A. Halczuk rozpoczęła także promowanie dokudowskiej szkoły. Zorganizowała wiele pomysłowych imprez, rozsławiających miejscowość, m.in. "Dmuchawce, latawce, wiatr” i "Lewkowskie jarmarki”. Dyrektorka postanowiła sięgnąć do wspaniałej tradycji Dokudowa, który przez kilkaset lat był miastem Lewkowem. Przypomniała o dokudowskim pochodzeniu bohatera powstania styczniowego, ks. Stanisława Brzóski.

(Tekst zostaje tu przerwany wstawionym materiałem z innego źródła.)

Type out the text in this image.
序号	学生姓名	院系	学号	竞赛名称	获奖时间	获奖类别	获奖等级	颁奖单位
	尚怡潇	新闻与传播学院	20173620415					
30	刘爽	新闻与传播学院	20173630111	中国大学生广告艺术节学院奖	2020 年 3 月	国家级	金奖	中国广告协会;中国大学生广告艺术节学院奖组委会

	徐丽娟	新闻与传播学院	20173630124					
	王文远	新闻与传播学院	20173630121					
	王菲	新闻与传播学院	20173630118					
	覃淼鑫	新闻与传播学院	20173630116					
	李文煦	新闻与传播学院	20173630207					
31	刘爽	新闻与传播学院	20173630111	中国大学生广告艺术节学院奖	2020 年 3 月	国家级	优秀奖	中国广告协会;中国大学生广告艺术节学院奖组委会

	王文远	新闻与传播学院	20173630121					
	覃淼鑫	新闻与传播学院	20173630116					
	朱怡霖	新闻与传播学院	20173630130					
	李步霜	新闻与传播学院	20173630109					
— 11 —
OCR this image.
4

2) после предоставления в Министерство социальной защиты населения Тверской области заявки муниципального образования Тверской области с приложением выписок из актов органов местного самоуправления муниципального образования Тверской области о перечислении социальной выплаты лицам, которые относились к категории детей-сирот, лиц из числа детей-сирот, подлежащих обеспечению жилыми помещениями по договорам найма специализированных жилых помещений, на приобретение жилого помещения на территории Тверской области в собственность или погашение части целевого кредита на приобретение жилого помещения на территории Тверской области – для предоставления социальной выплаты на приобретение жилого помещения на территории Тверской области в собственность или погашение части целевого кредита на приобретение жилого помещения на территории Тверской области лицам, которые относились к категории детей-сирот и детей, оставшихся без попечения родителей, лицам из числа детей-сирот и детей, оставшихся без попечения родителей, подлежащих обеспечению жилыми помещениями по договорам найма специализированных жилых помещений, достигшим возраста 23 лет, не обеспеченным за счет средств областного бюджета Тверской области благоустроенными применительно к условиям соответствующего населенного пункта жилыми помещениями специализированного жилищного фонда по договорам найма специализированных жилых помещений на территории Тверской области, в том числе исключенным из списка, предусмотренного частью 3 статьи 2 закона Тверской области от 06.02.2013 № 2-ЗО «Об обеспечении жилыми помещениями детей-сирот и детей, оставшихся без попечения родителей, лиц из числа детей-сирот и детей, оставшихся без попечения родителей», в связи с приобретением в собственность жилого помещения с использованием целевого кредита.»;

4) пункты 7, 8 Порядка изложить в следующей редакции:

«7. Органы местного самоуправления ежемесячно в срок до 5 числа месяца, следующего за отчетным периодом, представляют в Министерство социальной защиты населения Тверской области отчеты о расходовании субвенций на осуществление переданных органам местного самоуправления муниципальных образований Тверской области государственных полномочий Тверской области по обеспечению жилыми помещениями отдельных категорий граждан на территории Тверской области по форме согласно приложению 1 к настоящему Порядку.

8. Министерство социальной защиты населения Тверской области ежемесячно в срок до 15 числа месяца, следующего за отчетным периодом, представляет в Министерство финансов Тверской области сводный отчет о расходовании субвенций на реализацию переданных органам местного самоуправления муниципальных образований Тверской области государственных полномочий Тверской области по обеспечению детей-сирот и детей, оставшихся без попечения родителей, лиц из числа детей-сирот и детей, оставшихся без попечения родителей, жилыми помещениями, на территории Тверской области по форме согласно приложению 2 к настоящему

Kiedy zorganizowano szkolną pracownię komputerową, zaczęło wychodzić czasopismo wiejskie "Lewkowianin”.
Rodzice przerobili pomieszczenie po starej kotłowni na świetlicę i stołówkę - siedem osób pracowało nocami przez pięć miesięcy.
Samorządowa szkoła miała budżet roczny 350 tys. zł. Obecnie - zauważa L. Kurjaniuk - niepubliczna SP kosztuje gminę o ponad 150 tys. zł mniej.
- Uważam, że
taka szkoła może być przyszłością oświaty.
Jacek Kisiel, informatyk i matematyk (już wybrany na przyszłego dyrektora SP, gdyż wkrótce Aniela Halczuk odejdzie z Dokudowa) wraz z nauczycielką wf. i przyrody Małgorzatą Rataj oraz dyrektorką i jej mężem, Kazimierzem Halczukiem przygotowali projekt i folder o ścieżce turystyczno-przyrodnicznej. Rodzice pomogli wykonać i ustawić 4 tablice z oznaczeniami i 10 małych przystanków na 14-kilometrowej trasie z ciekawymi okazami roślin i zwierząt oraz z głazem, przypominającym grodzisko i monastyr, zaświadczajacym o chwalebnej przeszłości Lewkowa-Dokudowa.